The alleged 'magical energy' purported to emanate from within the sarsens at Avebury and Stonehenge is debatable, but there are many dowsers and some who choose to follow earth religions who firmly believe such energy exists. It is unlikely however, that the late neolithic ‘stone builders’ at Avebury would have regarded the sarsens in quite the same way. It is more likely they would have seen them as fortuitously convenient building material for their monument. Foremost in their minds would surely have been the huge logistical challenge and manpower required to transport, erect and aligning the stones in preparation for the important ceremonies and seasonal celebrations to follow its construction.
There is certainly nothing magical, geologically speaking that is, as to how these giant boulders came about. Sarsen stone is an immensely hard silicified quartzite sandstone formed around 23 million years ago. It was during the last glacial ice age, which ended around 12,500 years ago, that water erosion and shifting, freezing and thawing glacial ice flows exposed, eroded and broke up this crust of sarsens into millions of lose boulders which were left scattered across the Wessex landscape. Many can still be seen lying at Piggledene and Lockeridge just off the A4 between Beckhampton and Marlborough.
For the stone builders, sarsen stone would have been notoriously difficult to fashion due to its resistance to abrasion. This may account for the sarsens at Avebury not having been ‘worked’ but instead selected for their shape. Tall thin stones are thought by some to be symbolic of the male gender whilst short diamond shaped stones symbolic of the female gender. This arrangement can be seen at the West Kennet Avenue where male and female stones stand opposite one another along its course, further endorsement that the monument may have been built to celebrate fertility and growth.

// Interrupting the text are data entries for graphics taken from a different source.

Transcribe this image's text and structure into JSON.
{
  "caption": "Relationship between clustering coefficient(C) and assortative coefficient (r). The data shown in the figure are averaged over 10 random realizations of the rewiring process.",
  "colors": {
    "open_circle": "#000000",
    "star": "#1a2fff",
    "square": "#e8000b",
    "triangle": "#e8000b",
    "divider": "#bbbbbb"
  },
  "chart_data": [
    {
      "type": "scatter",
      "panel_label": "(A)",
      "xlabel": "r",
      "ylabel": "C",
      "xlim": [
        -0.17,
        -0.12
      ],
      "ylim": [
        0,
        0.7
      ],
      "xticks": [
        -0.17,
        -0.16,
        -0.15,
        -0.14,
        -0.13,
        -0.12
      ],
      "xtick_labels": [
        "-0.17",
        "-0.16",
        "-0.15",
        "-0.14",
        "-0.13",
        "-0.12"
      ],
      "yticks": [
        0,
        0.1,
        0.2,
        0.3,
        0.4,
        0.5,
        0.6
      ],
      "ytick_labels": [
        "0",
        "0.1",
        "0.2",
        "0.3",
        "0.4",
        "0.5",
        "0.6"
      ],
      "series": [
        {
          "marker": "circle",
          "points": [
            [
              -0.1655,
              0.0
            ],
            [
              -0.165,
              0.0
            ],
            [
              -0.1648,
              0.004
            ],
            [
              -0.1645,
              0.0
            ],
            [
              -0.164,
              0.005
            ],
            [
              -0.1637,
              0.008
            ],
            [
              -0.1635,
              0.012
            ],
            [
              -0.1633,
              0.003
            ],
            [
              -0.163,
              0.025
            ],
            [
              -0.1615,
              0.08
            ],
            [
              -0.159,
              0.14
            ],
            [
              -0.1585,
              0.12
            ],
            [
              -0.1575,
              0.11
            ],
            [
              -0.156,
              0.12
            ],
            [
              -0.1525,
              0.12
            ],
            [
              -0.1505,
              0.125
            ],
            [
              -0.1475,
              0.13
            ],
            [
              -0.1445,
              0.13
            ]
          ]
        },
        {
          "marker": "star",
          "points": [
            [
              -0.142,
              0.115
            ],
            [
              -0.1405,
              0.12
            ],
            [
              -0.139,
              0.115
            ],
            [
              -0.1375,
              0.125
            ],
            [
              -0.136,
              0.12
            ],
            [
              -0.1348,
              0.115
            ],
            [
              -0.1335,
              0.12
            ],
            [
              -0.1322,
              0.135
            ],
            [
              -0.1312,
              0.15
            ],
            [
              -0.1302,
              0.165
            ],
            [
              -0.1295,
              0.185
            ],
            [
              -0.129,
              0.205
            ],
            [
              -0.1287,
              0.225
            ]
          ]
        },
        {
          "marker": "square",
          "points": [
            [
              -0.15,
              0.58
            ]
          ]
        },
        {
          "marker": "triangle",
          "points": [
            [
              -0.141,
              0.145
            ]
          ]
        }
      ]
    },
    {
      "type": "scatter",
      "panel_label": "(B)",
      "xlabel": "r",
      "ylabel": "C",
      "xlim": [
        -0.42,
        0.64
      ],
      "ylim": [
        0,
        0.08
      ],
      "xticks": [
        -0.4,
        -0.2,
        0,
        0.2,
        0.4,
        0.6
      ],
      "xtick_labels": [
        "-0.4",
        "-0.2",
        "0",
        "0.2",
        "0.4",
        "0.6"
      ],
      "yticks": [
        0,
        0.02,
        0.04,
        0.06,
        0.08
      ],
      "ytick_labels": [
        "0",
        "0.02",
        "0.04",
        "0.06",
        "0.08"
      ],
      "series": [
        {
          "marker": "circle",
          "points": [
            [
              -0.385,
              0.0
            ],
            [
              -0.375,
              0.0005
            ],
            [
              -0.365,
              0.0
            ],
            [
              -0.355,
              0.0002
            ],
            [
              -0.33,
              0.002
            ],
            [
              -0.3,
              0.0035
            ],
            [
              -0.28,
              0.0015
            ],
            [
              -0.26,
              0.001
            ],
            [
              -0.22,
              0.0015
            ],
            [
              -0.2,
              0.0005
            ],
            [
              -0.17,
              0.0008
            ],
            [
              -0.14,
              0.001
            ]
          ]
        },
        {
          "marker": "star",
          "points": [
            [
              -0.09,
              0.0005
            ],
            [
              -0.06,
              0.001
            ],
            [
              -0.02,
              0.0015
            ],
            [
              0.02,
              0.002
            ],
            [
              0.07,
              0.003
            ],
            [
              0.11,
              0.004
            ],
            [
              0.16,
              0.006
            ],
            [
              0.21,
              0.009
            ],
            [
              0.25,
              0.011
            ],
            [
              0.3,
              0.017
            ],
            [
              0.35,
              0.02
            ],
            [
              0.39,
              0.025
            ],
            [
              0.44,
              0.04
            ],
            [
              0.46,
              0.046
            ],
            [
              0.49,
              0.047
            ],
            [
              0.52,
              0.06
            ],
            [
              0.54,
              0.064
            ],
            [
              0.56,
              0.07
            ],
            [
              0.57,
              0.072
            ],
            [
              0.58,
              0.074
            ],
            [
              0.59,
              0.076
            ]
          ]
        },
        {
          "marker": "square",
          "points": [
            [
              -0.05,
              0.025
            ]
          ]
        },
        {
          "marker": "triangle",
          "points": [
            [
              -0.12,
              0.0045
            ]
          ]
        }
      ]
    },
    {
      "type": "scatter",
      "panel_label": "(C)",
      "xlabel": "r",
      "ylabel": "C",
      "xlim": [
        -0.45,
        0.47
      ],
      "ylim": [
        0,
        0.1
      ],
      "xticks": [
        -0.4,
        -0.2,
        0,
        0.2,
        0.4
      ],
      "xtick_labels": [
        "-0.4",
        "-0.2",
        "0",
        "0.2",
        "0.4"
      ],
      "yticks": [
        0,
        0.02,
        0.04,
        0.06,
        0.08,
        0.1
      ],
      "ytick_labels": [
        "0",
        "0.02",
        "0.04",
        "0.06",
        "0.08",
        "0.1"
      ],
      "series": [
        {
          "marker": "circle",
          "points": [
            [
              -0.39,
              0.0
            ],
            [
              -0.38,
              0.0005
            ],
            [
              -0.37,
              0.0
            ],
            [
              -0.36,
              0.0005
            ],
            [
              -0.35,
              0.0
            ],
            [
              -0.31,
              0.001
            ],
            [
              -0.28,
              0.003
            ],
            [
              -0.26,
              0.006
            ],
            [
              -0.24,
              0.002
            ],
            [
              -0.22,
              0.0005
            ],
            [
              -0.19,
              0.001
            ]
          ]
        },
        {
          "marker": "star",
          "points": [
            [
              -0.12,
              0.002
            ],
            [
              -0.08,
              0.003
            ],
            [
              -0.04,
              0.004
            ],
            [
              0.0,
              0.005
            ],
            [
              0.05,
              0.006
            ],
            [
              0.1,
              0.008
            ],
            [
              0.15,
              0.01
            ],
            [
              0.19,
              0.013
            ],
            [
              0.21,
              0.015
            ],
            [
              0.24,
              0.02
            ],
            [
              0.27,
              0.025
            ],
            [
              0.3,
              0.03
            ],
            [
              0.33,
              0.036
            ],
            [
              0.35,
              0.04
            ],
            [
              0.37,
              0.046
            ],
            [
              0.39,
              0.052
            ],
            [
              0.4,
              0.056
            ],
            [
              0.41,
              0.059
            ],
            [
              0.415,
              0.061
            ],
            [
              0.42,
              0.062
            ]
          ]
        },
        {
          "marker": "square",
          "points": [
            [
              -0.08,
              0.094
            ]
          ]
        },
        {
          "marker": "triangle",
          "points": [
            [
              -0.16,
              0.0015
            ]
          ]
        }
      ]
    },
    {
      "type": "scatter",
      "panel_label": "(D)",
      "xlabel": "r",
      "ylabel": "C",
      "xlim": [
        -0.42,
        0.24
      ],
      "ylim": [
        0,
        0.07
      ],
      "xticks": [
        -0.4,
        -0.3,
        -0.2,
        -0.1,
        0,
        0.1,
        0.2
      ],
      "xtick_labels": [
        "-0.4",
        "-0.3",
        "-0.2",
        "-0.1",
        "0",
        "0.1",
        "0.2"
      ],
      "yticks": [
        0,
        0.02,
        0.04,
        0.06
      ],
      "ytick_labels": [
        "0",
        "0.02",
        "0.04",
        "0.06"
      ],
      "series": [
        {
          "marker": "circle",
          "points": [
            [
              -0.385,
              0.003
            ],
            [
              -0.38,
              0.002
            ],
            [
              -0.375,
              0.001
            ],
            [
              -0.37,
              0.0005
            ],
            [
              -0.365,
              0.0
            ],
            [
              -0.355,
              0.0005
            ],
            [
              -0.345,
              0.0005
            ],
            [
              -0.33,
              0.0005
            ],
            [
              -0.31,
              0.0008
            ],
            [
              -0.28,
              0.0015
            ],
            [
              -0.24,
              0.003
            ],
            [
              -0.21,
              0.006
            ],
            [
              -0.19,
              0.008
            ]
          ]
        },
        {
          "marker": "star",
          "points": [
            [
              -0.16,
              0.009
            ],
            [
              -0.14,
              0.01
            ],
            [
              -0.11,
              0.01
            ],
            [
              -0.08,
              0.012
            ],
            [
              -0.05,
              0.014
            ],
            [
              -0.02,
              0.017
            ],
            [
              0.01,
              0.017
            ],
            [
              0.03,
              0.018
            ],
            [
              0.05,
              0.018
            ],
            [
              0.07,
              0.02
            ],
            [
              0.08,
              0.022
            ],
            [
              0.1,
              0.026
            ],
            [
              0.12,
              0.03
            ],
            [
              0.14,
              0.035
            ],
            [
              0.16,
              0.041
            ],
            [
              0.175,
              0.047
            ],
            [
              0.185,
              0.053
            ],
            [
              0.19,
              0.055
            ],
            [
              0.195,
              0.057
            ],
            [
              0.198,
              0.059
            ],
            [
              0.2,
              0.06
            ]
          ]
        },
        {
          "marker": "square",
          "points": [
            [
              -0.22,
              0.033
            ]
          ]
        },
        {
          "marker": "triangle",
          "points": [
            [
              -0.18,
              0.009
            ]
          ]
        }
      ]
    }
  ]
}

It was the abundance of sarsens in the Wessex landscape, particular in Wiltshire, that proved decisive at a time when the stone builders were considering where to construct the monuments which now stand at Avebury and Stonehenge. There is an old local saying from the turn of the 19th century which claimed it possible to ‘walk from Avebury to Lockeridge without ever touching the ground as there were so many sarsen stones to step on‘.